4 D space

[petrushka.googol]

How do we define a 4D object like a Klein bottle in 3D topology?

 

And does such matter exist in space?

[mathematic]

Klein bottle is a mathematical object. It cannot be made physically.

[Bignose]

Klein bottle is a mathematical object. It cannot be made physically.

... and yet, I can buy one if I want to: http://www.kleinbottle.com/

[imatfaal]

... and yet, I can buy one if I want to: http://www.kleinbottle.com/

You can buy a very nice representation of one - but as I learnt on my early days here - you cannot buy an actual klein bottle as they do not intersect with themselves which requires 4 dimensions as I strongly suspect you know.

 

That said I would heartily recommend buying one - they are really neat.
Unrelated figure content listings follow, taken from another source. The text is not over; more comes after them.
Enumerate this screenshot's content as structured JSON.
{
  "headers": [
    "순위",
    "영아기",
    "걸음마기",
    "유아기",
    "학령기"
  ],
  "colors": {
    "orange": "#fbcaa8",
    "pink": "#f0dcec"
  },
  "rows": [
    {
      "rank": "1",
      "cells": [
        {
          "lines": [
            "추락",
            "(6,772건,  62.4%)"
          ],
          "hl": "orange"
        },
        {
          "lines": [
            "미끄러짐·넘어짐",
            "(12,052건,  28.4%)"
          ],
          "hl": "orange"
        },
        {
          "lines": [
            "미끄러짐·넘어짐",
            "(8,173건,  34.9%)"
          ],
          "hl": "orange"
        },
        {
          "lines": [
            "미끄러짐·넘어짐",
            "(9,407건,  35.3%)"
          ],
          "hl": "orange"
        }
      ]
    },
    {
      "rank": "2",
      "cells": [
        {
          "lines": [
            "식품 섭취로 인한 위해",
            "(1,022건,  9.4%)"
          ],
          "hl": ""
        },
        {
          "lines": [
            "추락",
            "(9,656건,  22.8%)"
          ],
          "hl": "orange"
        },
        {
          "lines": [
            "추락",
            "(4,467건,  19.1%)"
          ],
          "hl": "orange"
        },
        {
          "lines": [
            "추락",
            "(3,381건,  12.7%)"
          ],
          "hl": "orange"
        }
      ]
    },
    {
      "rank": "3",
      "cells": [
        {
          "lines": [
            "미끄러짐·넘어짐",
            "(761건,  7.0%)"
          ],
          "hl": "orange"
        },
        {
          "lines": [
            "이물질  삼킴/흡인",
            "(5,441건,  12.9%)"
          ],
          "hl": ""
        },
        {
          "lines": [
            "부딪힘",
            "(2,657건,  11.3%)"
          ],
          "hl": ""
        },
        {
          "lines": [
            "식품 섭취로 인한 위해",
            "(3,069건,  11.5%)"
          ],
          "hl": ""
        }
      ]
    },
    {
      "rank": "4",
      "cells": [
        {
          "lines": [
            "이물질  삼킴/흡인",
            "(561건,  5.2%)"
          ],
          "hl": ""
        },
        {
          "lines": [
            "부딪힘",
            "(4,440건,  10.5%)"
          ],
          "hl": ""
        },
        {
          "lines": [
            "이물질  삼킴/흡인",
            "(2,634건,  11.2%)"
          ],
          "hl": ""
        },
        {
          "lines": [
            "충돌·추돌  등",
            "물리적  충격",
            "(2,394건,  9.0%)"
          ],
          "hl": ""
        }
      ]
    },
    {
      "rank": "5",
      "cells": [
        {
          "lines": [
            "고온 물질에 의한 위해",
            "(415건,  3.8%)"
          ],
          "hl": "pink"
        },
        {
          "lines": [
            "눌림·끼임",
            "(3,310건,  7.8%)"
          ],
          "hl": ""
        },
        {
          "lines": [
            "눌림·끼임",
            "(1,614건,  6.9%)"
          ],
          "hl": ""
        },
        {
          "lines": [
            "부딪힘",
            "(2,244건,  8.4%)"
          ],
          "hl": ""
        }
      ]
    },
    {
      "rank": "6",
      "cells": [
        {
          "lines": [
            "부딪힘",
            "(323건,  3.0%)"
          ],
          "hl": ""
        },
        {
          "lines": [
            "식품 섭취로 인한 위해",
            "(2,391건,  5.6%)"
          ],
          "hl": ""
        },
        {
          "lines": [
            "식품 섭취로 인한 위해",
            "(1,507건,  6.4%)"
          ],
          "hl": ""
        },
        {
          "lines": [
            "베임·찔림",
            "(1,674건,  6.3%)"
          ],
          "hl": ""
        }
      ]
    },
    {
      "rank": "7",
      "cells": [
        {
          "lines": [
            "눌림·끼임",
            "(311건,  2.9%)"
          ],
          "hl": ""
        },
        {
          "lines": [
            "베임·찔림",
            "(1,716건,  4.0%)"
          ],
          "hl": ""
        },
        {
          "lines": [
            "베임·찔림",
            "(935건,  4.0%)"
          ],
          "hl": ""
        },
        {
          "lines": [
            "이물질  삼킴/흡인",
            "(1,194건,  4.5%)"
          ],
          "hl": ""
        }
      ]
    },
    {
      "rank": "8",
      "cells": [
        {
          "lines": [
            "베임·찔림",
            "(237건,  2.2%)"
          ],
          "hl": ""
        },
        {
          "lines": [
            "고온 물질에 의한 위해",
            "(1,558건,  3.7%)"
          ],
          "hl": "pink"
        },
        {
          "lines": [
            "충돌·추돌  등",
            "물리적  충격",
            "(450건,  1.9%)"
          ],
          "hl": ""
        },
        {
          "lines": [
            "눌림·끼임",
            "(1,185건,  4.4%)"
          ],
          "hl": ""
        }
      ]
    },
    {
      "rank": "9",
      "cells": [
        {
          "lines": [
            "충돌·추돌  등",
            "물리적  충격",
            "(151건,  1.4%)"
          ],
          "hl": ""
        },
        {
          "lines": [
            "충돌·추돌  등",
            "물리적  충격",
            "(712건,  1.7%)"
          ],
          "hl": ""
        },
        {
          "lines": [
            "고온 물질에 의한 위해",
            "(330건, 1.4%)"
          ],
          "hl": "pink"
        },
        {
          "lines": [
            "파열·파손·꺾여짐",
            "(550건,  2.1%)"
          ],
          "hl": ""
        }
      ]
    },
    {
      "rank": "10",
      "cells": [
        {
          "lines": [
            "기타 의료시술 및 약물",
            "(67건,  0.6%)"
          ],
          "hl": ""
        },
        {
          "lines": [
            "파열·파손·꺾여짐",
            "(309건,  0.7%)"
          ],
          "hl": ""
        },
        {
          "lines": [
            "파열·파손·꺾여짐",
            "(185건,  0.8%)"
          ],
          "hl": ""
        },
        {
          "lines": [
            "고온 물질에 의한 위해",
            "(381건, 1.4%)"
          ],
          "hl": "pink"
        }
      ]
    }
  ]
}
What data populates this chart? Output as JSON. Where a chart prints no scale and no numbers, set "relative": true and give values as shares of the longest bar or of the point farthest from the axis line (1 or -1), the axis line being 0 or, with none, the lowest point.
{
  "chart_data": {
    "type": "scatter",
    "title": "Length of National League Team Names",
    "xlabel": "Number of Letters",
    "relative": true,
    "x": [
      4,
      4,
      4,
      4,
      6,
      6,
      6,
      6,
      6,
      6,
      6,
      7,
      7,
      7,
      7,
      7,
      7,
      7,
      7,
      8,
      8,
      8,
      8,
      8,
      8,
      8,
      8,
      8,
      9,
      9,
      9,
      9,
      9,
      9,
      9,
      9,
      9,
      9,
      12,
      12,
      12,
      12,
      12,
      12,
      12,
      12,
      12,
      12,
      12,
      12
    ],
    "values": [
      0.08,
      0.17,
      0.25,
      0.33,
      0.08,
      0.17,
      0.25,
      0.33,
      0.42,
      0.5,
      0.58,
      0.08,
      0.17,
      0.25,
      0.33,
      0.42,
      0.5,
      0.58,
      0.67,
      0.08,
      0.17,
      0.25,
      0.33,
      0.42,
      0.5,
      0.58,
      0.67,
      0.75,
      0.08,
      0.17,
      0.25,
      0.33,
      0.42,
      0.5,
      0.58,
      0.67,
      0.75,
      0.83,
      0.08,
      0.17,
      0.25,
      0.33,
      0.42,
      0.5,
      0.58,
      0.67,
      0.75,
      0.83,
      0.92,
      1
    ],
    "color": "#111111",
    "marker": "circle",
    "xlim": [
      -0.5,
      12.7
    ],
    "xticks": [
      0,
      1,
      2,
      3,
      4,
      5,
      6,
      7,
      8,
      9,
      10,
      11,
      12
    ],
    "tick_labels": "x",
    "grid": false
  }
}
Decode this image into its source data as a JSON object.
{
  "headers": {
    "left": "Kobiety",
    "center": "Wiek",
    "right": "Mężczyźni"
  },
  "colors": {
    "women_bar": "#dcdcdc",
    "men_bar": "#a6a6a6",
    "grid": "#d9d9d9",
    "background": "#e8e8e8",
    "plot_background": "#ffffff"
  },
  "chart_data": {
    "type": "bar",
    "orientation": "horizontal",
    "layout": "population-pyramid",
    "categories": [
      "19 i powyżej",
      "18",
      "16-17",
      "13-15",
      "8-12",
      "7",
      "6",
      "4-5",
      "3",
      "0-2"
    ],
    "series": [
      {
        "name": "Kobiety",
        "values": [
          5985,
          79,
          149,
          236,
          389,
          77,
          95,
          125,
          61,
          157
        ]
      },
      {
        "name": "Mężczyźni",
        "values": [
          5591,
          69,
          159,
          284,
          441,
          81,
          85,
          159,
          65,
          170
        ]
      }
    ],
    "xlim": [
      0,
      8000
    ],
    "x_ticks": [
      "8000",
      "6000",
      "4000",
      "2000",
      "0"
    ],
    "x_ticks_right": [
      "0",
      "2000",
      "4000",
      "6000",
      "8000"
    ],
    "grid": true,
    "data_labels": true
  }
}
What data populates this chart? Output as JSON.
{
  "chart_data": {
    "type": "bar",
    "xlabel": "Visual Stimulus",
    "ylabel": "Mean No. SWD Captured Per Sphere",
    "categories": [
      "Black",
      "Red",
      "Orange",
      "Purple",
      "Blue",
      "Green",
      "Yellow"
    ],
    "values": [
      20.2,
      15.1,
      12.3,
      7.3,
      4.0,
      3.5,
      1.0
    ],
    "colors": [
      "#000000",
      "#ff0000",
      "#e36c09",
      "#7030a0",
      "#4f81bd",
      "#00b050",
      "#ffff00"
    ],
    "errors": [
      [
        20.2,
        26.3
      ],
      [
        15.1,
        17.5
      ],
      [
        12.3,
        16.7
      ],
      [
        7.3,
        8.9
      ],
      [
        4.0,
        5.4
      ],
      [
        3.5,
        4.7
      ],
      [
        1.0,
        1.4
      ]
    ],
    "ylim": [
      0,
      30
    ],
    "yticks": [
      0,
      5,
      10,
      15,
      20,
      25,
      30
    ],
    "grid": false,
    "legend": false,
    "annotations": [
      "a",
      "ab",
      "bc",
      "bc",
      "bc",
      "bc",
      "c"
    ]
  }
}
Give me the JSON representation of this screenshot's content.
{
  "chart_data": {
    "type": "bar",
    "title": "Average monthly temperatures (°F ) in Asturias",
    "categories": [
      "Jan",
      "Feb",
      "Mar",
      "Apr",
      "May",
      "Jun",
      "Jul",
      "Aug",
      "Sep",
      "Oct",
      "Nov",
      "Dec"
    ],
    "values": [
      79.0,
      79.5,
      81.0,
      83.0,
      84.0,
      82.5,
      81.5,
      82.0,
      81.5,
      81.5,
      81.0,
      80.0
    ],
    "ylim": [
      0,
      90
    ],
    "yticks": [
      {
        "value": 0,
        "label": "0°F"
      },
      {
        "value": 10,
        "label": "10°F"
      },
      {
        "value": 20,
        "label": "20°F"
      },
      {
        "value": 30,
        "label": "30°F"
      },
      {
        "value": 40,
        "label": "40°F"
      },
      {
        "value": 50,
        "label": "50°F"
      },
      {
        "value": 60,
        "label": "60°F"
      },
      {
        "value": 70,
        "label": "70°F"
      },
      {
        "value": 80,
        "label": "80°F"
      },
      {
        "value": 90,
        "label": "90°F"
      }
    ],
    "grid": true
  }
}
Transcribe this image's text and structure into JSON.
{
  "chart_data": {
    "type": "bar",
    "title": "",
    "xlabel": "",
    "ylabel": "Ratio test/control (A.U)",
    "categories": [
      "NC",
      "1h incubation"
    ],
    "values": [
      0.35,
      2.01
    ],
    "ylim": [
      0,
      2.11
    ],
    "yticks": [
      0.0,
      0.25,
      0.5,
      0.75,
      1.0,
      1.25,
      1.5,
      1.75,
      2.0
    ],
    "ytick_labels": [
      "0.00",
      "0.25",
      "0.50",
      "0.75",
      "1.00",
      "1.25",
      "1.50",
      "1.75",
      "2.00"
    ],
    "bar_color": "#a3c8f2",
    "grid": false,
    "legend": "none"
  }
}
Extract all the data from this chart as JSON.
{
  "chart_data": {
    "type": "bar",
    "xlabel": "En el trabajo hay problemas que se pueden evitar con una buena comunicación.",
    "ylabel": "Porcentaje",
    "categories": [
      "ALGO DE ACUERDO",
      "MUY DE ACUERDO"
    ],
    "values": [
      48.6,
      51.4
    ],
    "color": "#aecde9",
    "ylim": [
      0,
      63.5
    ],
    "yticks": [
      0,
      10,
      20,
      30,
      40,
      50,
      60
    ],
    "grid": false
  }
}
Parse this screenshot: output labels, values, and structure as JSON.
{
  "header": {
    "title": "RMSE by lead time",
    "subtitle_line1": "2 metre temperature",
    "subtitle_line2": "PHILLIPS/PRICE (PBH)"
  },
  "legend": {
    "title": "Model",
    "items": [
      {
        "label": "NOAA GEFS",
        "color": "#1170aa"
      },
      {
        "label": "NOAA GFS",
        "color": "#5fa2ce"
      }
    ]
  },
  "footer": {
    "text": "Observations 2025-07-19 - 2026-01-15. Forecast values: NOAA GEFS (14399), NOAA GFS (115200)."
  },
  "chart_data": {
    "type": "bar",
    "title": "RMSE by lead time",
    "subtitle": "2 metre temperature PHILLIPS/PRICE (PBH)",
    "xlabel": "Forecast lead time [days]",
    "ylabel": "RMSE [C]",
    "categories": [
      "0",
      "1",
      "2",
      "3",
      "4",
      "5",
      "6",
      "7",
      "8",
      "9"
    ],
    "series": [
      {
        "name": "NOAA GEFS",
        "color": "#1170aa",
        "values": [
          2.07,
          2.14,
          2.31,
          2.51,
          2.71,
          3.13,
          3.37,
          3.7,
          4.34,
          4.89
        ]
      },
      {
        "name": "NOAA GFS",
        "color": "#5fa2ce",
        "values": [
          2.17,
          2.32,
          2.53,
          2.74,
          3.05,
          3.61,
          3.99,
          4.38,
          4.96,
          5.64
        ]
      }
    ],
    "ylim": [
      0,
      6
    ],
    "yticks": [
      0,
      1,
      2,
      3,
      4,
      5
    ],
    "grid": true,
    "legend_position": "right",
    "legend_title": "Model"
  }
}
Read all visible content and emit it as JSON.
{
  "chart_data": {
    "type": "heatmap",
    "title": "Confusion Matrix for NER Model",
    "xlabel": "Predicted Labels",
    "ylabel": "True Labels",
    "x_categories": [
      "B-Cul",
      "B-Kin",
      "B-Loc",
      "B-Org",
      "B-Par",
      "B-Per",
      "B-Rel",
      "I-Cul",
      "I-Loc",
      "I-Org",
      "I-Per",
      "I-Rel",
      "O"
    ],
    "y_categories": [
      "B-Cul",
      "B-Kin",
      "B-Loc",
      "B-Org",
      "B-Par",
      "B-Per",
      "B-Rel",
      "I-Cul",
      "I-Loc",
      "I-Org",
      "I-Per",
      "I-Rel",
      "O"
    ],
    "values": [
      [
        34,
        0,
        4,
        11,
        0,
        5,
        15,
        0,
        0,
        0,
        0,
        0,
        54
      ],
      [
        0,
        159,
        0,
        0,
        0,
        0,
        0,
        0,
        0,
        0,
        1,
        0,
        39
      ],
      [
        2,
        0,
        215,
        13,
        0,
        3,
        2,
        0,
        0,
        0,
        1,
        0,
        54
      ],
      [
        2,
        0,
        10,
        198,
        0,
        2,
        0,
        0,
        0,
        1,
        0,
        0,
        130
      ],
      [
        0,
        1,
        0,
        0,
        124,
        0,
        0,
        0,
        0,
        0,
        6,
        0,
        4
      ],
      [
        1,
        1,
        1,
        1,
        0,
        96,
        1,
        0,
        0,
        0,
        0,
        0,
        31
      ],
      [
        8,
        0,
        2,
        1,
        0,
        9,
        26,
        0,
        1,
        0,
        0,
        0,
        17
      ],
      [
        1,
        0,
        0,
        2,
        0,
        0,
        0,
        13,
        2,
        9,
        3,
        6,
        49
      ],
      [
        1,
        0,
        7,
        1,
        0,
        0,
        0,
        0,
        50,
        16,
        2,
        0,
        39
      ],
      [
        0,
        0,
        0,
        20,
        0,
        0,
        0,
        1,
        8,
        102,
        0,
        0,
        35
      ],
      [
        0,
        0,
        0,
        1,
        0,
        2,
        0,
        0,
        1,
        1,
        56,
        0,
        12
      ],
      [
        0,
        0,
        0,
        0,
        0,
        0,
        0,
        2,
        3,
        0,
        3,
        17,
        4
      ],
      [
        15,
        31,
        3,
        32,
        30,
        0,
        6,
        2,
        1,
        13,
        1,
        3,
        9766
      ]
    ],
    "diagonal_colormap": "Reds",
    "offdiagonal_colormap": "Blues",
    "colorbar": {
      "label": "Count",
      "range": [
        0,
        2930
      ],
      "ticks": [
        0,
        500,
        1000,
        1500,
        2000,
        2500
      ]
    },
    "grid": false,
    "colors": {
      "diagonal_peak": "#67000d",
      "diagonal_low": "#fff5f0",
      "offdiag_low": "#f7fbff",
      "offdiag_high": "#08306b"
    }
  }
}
And the website even gives a nice explanation of why what you are getting is 2d surfaces embedded in 3d space rather than the singular 2d surface embedded in 4d space which is a true klein bottle

 

http://www.kleinbottle.com/whats_a_klein_bottle.htm

[decraig]

You can buy a very nice representation of one - but as I learnt on my early days here - you cannot buy an actual klein bottle as they do not intersect with themselves which requires 4 dimensions as I strongly suspect you know.

 

 

I suspect you mean that a Klein bottle cannot be embedded in manifold of less than 4 dimensions. Maybe we should call the Klien bottle a Klein manifold to have consistent language. But in any case, the 3D space we've come to know and love is (at least locally) oriented. A left glove cannot be locally turned into a right glove.

 

But what if the 3-space is itself non-oriented? Can a Klein manifold be embedded in a 3 dimensional manifold that is itself non-oriented?

 

It occurs to me that the non-oriented Klein manifold can be embedded in itself by identity. Adding one more dimension doesn't nullify the embedding. So it does seem possible to do so in specific cases.